One drawback to FMM-accelerated solvers is that they rely on an underlying iterative strategy. Each change to the structure and each new electromagnetic excitation requires a restart of the solution process. In design, however, one needs to solve an enormous number of forward problems as part of an optimization loop, and the geometry or material properties are often modified in a local fashion. In the last few years, a number of groups have begun the development of a new class of fast algorithms that is aimed at significantly enhance our ability to deal with such problems. The basic goal is to create fast direct solvers which first compute a new type of factorization using O(N^α) operations with 1 < α < 2 , followed by a step requiring O(N log N) operations for each subsequent right-hand side and/or low-rank perturbation of the system matrix. The essence of the technical approach is simple, although the work is quite involved; instead of using fast multipole-type analysis to ``compress" the far-field representation of a piece of scatterer, we derive compressed representations of pieces of the inverse matrix. These are then combined systematically to yield the full inverse operator. More importantly, these pieces can be reused in a design loop. Our numerical experiments have shown that the inverse of a dense 40,000 x 40,000 matrix corresponding to an electrostatic boundary value problem can be applied in 0.1 seconds on a standard workstation (after a somewhat expensive precomputation phase requiring about 15 minutes).
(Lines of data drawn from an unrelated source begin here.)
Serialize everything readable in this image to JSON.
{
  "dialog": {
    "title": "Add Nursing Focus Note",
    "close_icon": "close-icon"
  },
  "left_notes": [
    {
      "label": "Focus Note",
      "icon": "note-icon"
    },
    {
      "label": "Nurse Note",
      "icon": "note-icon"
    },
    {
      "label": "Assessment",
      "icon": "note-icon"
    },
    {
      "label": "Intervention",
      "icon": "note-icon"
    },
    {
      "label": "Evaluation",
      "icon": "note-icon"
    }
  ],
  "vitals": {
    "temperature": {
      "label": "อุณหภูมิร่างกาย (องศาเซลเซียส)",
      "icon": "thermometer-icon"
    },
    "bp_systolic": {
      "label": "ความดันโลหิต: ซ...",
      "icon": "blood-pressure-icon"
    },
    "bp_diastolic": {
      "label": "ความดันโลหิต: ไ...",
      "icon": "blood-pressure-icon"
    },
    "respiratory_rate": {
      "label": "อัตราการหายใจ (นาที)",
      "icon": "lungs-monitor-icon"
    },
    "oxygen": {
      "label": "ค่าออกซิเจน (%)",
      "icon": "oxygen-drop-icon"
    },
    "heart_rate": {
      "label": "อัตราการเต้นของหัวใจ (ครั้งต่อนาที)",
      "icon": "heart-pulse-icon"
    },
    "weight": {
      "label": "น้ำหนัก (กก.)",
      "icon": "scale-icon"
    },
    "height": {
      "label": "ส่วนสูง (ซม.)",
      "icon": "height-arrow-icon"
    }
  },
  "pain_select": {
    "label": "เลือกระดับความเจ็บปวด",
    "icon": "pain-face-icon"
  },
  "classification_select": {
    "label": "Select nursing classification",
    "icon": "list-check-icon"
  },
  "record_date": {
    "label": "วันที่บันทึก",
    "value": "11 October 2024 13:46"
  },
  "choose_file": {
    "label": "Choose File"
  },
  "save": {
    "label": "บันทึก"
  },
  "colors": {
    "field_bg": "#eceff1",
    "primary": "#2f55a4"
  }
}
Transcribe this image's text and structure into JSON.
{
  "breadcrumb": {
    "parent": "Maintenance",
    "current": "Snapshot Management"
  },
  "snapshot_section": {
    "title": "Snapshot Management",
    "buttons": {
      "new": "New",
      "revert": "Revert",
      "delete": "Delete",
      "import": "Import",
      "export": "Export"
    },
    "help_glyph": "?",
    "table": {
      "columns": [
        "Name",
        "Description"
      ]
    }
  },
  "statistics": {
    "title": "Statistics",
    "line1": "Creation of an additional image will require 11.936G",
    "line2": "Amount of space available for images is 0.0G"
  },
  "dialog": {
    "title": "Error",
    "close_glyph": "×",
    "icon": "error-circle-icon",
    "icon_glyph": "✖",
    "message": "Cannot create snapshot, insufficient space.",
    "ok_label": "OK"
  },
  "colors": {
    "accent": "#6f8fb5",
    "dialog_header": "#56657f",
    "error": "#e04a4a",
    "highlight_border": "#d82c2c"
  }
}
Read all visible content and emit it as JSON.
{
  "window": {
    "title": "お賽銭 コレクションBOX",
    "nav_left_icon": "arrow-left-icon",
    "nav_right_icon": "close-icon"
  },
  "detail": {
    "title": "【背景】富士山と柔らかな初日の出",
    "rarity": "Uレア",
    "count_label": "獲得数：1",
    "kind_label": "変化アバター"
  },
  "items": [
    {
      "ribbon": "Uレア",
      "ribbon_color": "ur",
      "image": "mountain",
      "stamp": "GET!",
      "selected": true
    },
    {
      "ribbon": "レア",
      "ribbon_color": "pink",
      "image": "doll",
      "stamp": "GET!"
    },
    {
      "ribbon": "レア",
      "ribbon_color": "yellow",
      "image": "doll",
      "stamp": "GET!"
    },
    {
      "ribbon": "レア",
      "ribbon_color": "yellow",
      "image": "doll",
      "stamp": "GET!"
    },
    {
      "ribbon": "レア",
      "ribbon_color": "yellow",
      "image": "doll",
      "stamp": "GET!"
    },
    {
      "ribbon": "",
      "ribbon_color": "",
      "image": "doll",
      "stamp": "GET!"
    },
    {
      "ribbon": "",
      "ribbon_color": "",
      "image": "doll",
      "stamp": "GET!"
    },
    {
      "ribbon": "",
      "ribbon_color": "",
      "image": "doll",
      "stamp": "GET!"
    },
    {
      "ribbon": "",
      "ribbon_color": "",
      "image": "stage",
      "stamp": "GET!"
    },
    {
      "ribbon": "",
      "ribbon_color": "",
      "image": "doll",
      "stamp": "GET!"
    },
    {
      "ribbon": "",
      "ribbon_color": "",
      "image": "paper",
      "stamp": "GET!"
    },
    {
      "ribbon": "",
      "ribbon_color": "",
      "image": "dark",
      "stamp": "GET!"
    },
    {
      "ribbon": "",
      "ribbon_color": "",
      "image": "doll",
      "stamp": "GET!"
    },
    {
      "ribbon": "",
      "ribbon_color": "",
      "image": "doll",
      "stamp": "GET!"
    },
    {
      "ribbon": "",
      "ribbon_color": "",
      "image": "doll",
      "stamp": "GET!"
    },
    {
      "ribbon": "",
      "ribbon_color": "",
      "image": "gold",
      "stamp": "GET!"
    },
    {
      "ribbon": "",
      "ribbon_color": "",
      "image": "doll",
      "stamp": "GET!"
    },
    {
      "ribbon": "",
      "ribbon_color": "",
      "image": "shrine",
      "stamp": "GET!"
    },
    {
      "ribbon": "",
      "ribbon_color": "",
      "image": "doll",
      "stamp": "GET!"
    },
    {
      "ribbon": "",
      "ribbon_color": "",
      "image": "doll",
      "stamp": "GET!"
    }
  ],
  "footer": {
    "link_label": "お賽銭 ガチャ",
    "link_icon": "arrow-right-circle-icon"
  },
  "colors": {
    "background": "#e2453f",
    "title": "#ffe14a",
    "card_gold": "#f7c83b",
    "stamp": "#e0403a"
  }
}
For comparison, a single FMM iteration for this number of degrees of freedom would take 2-3 seconds and inversion would require about 20 such iterations. Carrying this procedure out for the full Maxwell system at high frequencies is an active area of research.

  1. L. Greengard, D. Gueyffier, P.-G. Martinnson and V. Rokhlin, Fast Direct Solvers for Integral Equations in Complex Three-Dimensional Domains, Acta Numerica, 243-275 (2009).
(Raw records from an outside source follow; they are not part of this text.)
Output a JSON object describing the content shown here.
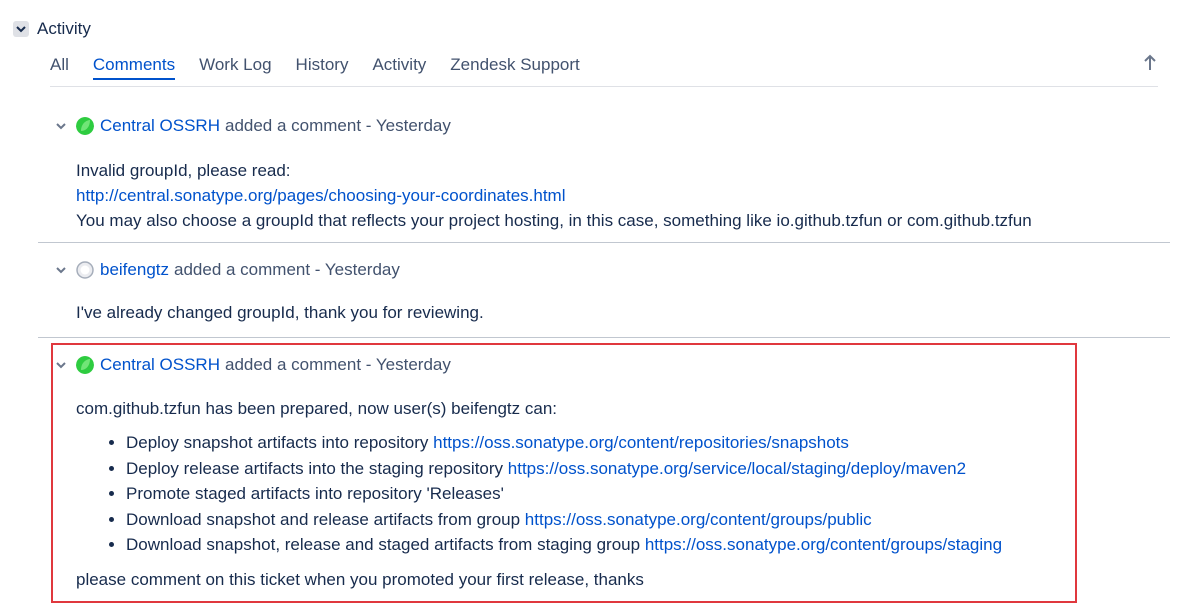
{
  "section": {
    "title": "Activity"
  },
  "tabs": [
    {
      "label": "All",
      "active": false
    },
    {
      "label": "Comments",
      "active": true
    },
    {
      "label": "Work Log",
      "active": false
    },
    {
      "label": "History",
      "active": false
    },
    {
      "label": "Activity",
      "active": false
    },
    {
      "label": "Zendesk Support",
      "active": false
    }
  ],
  "comments": [
    {
      "author": "Central OSSRH",
      "action": "added a comment - Yesterday",
      "avatar": "green-leaf-avatar",
      "line1": "Invalid groupId, please read:",
      "link": "http://central.sonatype.org/pages/choosing-your-coordinates.html",
      "line3": "You may also choose a groupId that reflects your project hosting, in this case, something like io.github.tzfun or com.github.tzfun"
    },
    {
      "author": "beifengtz",
      "action": "added a comment - Yesterday",
      "avatar": "default-avatar",
      "line1": "I've already changed groupId, thank you for reviewing."
    },
    {
      "author": "Central OSSRH",
      "action": "added a comment - Yesterday",
      "avatar": "green-leaf-avatar",
      "intro": "com.github.tzfun has been prepared, now user(s) beifengtz can:",
      "items": [
        {
          "text": "Deploy snapshot artifacts into repository",
          "link": "https://oss.sonatype.org/content/repositories/snapshots"
        },
        {
          "text": "Deploy release artifacts into the staging repository",
          "link": "https://oss.sonatype.org/service/local/staging/deploy/maven2"
        },
        {
          "text": "Promote staged artifacts into repository 'Releases'",
          "link": ""
        },
        {
          "text": "Download snapshot and release artifacts from group",
          "link": "https://oss.sonatype.org/content/groups/public"
        },
        {
          "text": "Download snapshot, release and staged artifacts from staging group",
          "link": "https://oss.sonatype.org/content/groups/staging"
        }
      ],
      "outro": "please comment on this ticket when you promoted your first release, thanks"
    }
  ],
  "colors": {
    "link": "#0052cc",
    "text": "#172b4d",
    "highlight": "#e0383e"
  }
}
  2. K. L. Ho and L. Greengard, A Fast Direct Solver for Structured Linear Systems by Recursive Skeletonization, SIAM J. Sci. Comput., 35 A2507-A2532 (2012).

This figure shows the intensity of the acoustic pressure field in response to an incoming plane wave for a succession of scattering geometries. The fast direct solver was used to compute the response of each scatterer alone. The compressed inverse was then used as a preconditioner for each new geometry, reducing the number of iterations required from 700 to 10 (from [2]).